Levara um “tapa de luva”, de luva de pelica e, provavelmente, nem tenha notado. Recebera uma lição de vida aos 71 anos e talvez não tenha consciência disso. Mas certamente saiu feliz pelo sucesso da filha, independente de perceber que ela superou a sua reprimenda, prosseguiu lendo e começou a escrever.
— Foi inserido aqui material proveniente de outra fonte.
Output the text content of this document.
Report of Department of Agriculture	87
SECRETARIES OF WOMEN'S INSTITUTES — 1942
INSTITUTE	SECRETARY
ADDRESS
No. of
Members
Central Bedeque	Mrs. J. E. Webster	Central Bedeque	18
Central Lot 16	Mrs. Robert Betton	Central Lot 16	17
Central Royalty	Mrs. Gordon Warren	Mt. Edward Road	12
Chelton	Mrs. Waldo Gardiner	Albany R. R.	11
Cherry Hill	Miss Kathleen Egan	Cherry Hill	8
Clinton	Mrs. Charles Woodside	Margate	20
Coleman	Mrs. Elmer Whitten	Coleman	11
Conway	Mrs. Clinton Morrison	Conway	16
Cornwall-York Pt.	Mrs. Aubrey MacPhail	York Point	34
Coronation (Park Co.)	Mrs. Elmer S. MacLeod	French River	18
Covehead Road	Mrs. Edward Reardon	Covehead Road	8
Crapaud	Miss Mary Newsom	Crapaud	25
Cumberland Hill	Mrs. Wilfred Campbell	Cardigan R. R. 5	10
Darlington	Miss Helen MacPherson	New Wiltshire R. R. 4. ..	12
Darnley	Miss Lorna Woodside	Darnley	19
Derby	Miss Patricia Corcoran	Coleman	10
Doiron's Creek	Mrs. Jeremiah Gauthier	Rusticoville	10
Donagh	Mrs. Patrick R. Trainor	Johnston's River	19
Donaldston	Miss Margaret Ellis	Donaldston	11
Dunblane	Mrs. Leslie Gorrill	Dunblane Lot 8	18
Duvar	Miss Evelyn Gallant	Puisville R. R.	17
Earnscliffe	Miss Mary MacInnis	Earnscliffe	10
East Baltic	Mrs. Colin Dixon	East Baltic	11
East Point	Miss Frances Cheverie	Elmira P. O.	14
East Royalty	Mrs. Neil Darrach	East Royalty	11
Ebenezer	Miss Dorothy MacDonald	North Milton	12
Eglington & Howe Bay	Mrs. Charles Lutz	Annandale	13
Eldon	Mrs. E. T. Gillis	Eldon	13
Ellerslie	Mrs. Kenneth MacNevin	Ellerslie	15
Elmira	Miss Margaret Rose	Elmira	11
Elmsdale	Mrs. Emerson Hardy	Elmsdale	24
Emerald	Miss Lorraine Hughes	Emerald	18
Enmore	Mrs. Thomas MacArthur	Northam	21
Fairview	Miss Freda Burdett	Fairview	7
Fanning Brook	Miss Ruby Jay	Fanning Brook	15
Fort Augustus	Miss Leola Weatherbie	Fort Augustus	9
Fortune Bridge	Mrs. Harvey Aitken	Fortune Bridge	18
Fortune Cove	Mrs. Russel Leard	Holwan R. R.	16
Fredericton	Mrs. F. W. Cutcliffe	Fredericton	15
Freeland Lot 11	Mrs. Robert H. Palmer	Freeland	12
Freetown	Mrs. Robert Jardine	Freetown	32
A dificuldade encontrada para ler não é um caso isolado. Basta olharmos um pouco para nosso umbigo. Uruguaiana sofre todos os anos para conseguir ter uma feira do livro. Muita gente fica sem saber. Quem ouve falar, não vai. Meia dúzia de leitores prestigiam-na e ela permanece às moscas. Claro que o preço de um livro custa muito caro para uma família que mal consegue alimentar-se. E na disputa entre refeição e leitura, o papel perde com facilidade. Mas, também, em casa as crianças são pouco estimuladas a ler.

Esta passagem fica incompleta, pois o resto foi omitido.